De acordo com a Polícia Civil, a adolescente deverá responder por atos infracionais análogos aos crimes de aborto e infanticídio.
O bebê morreu nesta quarta-feira (20) no Hospital Edson Ramalho, em João Pessoa, unidade para onde havia sido transferido após o resgate realizado na noite da terça-feira (19).
De acordo com o diretor do hospital, Aluízio Lopes, o recém-nascido chegou em estado gravíssimo, apresentando um ferimento na região frontal da cabeça. Ainda segundo a unidade, o bebê sofreu nove paradas cardiorrespiratórias e não resistiu.
O recém-nascido pesava cerca de 1,5 kg e tinha aproximadamente 30 semanas de gestação, o que indicava prematuridade.

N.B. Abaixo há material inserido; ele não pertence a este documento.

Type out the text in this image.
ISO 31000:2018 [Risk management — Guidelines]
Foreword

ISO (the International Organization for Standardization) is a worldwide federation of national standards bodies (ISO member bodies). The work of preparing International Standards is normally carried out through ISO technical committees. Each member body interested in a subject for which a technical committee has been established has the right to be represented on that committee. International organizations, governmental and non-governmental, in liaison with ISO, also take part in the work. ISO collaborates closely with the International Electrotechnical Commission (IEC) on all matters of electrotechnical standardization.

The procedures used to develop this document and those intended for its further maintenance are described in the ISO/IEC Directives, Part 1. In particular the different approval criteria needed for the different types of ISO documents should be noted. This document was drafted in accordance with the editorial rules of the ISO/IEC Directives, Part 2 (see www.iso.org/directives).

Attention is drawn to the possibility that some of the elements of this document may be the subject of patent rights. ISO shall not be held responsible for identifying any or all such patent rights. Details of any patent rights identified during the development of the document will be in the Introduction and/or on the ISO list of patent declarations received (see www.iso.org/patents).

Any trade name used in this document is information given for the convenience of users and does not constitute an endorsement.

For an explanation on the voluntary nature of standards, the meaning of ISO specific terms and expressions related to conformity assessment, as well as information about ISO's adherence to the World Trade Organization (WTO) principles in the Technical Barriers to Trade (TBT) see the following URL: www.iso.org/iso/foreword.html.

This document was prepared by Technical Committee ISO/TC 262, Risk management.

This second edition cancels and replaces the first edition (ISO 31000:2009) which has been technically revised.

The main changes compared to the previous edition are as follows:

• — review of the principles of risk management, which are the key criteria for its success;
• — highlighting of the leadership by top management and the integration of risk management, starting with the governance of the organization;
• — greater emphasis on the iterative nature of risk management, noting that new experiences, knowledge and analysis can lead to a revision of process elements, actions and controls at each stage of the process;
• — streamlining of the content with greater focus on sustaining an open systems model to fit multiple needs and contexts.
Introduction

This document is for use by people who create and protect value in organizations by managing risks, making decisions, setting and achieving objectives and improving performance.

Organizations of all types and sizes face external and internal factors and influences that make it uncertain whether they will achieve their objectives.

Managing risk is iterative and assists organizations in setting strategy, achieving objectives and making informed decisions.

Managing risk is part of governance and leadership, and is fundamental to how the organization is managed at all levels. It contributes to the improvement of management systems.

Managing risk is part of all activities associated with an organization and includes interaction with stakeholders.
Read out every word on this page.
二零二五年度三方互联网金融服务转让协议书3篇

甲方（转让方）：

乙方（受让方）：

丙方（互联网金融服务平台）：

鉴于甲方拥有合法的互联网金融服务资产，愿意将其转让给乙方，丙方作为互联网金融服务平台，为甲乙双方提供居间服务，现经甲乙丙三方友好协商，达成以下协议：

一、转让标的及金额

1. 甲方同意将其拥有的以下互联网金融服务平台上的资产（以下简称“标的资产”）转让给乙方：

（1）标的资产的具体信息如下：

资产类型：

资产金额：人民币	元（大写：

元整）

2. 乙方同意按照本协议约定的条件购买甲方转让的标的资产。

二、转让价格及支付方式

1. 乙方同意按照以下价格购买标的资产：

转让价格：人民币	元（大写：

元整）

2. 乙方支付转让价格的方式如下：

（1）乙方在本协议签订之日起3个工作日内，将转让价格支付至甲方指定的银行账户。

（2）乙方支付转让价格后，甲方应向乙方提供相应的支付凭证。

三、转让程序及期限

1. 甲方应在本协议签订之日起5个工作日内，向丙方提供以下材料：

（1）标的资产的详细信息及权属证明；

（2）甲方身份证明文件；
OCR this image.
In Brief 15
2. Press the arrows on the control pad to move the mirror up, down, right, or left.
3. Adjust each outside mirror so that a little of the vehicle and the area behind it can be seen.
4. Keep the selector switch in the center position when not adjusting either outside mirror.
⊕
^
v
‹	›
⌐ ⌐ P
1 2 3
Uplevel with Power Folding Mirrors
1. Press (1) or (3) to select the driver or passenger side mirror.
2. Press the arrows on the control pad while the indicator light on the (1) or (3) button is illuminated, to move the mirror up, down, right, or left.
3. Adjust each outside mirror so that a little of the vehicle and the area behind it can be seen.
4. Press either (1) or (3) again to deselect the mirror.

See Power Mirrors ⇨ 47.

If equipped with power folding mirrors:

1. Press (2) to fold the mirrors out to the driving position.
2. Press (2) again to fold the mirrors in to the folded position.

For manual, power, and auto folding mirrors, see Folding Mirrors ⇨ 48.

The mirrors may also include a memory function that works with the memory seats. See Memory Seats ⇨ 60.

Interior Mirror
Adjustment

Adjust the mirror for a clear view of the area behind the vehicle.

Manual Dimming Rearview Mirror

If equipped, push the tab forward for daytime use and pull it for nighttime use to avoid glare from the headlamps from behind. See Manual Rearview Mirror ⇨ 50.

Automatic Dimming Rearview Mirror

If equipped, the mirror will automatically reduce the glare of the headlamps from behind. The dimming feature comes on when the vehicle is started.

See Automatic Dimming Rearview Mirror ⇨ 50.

O caso ganhou repercussão após moradores da região ouvirem barulhos vindos de uma área próxima a um muro de residência. Inicialmente, a suspeita era de que o som fosse provocado por um animal.
Ao verificarem o local, os moradores encontraram o bebê e acionaram o Samu.
Para realizar o resgate, equipes do Samu precisaram abrir um buraco em um muro para conseguir acessar o local onde o recém-nascido estava.
Após os primeiros atendimentos, o bebê foi levado para o hospital de Alhandra e, em seguida, transferido de helicóptero pelo Grupamento Tático Aéreo para o Hospital de Trauma de João Pessoa. Posteriormente, ele foi encaminhado ao Hospital Edson Ramalho.
Segundo o delegado Éder Hass, a adolescente relatou em depoimento que escondeu a gravidez de familiares e amigos e afirmou que fazia uso de um chá medicinal natural na tentativa de provocar um aborto.
O caso segue sob investigação da Polícia Civil.